Total rounds: 5 over about 3.5 weeks. Recruiter screen, 30 min. Standard: background, timeline, comp range. They ask early. Technical phone screen with a hiring team engineer. Mine was a 45-min live coding session in HackerRank. Graph traversal problem, nothing insane, but they expected clean code and they wanted me to talk through edge cases. System design: we got into designing a threat detection pipeline. Not just 'draw boxes,' they pushed on how you'd handle false positive volume, alerting latency tradeoffs, and data retention policy. Clearly they care about real security architecture, not textbook answers. Behavioral with the hiring manager.
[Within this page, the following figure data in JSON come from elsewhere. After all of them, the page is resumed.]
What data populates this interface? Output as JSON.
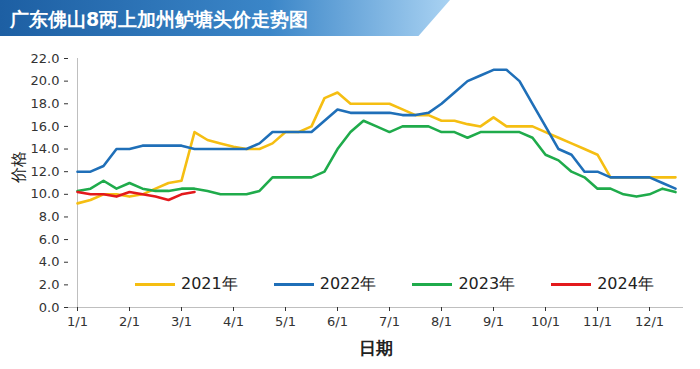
{
  "chart_data": {
    "type": "line",
    "title": "广东佛山8两上加州鲈塘头价走势图",
    "x_label": "日期",
    "y_label": "价格",
    "categories": [
      "1/1",
      null,
      null,
      null,
      "2/1",
      null,
      null,
      null,
      "3/1",
      null,
      null,
      null,
      "4/1",
      null,
      null,
      null,
      "5/1",
      null,
      null,
      null,
      "6/1",
      null,
      null,
      null,
      "7/1",
      null,
      null,
      null,
      "8/1",
      null,
      null,
      null,
      "9/1",
      null,
      null,
      null,
      "10/1",
      null,
      null,
      null,
      "11/1",
      null,
      null,
      null,
      "12/1",
      null,
      null
    ],
    "series": [
      {
        "name": "2021年",
        "color": "#f5be12",
        "values": [
          9.2,
          9.5,
          10,
          10,
          9.8,
          10,
          10.5,
          11,
          11.2,
          15.5,
          14.8,
          14.5,
          14.2,
          14,
          14,
          14.5,
          15.5,
          15.5,
          16,
          18.5,
          19,
          18,
          18,
          18,
          18,
          17.5,
          17,
          17,
          16.5,
          16.5,
          16.2,
          16,
          16.8,
          16,
          16,
          16,
          15.5,
          15,
          14.5,
          14,
          13.5,
          11.5,
          11.5,
          11.5,
          11.5,
          11.5,
          11.5
        ]
      },
      {
        "name": "2022年",
        "color": "#1f6fb8",
        "values": [
          12,
          12,
          12.5,
          14,
          14,
          14.3,
          14.3,
          14.3,
          14.3,
          14,
          14,
          14,
          14,
          14,
          14.5,
          15.5,
          15.5,
          15.5,
          15.5,
          16.5,
          17.5,
          17.2,
          17.2,
          17.2,
          17.2,
          17,
          17,
          17.2,
          18,
          19,
          20,
          20.5,
          21,
          21,
          20,
          18,
          16,
          14,
          13.5,
          12,
          12,
          11.5,
          11.5,
          11.5,
          11.5,
          11,
          10.5
        ]
      },
      {
        "name": "2023年",
        "color": "#1fab4b",
        "values": [
          10.3,
          10.5,
          11.2,
          10.5,
          11,
          10.5,
          10.3,
          10.3,
          10.5,
          10.5,
          10.3,
          10,
          10,
          10,
          10.3,
          11.5,
          11.5,
          11.5,
          11.5,
          12,
          14,
          15.5,
          16.5,
          16,
          15.5,
          16,
          16,
          16,
          15.5,
          15.5,
          15,
          15.5,
          15.5,
          15.5,
          15.5,
          15,
          13.5,
          13,
          12,
          11.5,
          10.5,
          10.5,
          10,
          9.8,
          10,
          10.5,
          10.2
        ]
      },
      {
        "name": "2024年",
        "color": "#e3191c",
        "values": [
          10.2,
          10,
          10,
          9.8,
          10.2,
          10,
          9.8,
          9.5,
          10,
          10.2,
          null,
          null,
          null,
          null,
          null,
          null,
          null,
          null,
          null,
          null,
          null,
          null,
          null,
          null,
          null,
          null,
          null,
          null,
          null,
          null,
          null,
          null,
          null,
          null,
          null,
          null,
          null,
          null,
          null,
          null,
          null,
          null,
          null,
          null,
          null,
          null,
          null
        ]
      }
    ],
    "ylim": [
      0,
      22
    ],
    "yticks": [
      {
        "value": 0,
        "label": "0.0"
      },
      {
        "value": 2,
        "label": "2.0"
      },
      {
        "value": 4,
        "label": "4.0"
      },
      {
        "value": 6,
        "label": "6.0"
      },
      {
        "value": 8,
        "label": "8.0"
      },
      {
        "value": 10,
        "label": "10.0"
      },
      {
        "value": 12,
        "label": "12.0"
      },
      {
        "value": 14,
        "label": "14.0"
      },
      {
        "value": 16,
        "label": "16.0"
      },
      {
        "value": 18,
        "label": "18.0"
      },
      {
        "value": 20,
        "label": "20.0"
      },
      {
        "value": 22,
        "label": "22.0"
      }
    ],
    "grid": false,
    "legend": "bottom"
  }
}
Classic STAR, focused on conflict resolution and times I had to push back on engineering decisions for security reasons. Spent time here. Team fit / culture round. More conversational, felt like they were checking you'd actually want to work with these people.
The thing that surprised me: they really do care about your opinions. I pushed back on a design choice in round 3 and the interviewer seemed pleased. Cisco interviewers are not there to trick you, they're evaluating whether you think like a practitioner.
Offer came about 10 days after my final round. Worth the wait.